If the derivative is zero at -1, and 1, thekn at -1 the curve is a local min, and at 1, the curve is a local max.
For x<-1, the function decreases for increasing x (or as x becomes greater negative, the curve goes upward).
For x>1, the curve again goes upward. A neat point at x=1. As the curve approaches 1 from the left, it levels off, then as x increases, it starts back up again, as a stairstep.
To make a graph of the given conditions, follow these steps:
1. Start by drawing a horizontal x-axis and a vertical y-axis on a piece of graph paper.
2. Plot the point (-1, f(-1)) on the graph. Since f'(-1) = 0, this point represents a local minimum. Depending on the specific function, you may need to determine the y-coordinate of this point using additional information or calculations.
3. Similarly, plot the point (1, f(1)) on the graph. Since f'(1) = 0, this point represents a local maximum.
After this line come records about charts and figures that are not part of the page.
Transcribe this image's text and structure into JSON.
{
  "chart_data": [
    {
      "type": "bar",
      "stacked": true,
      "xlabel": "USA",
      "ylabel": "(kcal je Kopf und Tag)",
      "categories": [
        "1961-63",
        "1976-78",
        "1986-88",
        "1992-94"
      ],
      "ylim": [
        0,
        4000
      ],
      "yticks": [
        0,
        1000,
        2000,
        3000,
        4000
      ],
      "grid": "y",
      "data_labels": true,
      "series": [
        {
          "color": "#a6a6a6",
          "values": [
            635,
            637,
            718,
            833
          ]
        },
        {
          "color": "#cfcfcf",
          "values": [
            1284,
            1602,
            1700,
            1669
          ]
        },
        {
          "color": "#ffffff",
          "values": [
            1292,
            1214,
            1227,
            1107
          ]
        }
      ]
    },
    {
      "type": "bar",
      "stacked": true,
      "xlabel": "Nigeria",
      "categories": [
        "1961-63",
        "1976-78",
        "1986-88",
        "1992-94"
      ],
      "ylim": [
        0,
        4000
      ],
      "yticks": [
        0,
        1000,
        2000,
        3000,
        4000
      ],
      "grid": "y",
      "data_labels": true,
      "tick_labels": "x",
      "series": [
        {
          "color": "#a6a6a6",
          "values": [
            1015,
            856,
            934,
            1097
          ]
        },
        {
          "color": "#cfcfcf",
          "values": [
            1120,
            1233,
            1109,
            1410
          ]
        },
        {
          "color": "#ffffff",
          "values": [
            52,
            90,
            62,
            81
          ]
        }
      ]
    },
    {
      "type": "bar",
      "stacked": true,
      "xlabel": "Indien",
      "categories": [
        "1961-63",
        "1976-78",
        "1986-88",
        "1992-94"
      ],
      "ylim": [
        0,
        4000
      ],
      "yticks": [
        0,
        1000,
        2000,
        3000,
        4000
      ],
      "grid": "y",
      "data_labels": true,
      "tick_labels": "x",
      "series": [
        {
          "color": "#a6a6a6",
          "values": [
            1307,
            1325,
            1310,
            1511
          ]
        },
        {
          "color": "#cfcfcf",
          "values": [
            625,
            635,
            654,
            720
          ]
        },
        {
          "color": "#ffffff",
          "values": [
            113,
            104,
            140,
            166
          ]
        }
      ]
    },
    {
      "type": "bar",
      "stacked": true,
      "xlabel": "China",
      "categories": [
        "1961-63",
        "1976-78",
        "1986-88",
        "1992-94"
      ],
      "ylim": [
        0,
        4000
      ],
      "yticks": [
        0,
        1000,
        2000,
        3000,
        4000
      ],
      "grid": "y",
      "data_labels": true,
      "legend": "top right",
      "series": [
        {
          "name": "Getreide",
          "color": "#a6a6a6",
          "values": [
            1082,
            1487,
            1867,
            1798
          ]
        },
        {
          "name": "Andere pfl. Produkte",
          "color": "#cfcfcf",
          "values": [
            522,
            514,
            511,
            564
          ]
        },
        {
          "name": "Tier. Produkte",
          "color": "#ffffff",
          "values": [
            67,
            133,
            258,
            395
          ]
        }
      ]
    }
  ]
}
Again, you might need more information to determine the exact y-coordinate.
4. From these two points, draw a smooth curve that increases as x approaches 1 from the left and then starts to decrease after passing 1. The curve should have a steep slope near -1 and become nearly horizontal near 1 in order to represent a local minimum and a local maximum, respectively.
5. On the left side of -1, draw a smooth curve that decreases as x becomes more negative. This represents the condition that f'(x) < 0 for x < -1. The curve should have a downward slope.
6. On the right side of 1, draw another smooth curve that increases as x becomes larger than 1. This represents the condition that f'(x) > 0 for x > 1. The curve should have an upward slope.
Remember that the description above assumes a general shape for the graph based on the given conditions. The specific shape and exact y-values may depend on the function being graphed.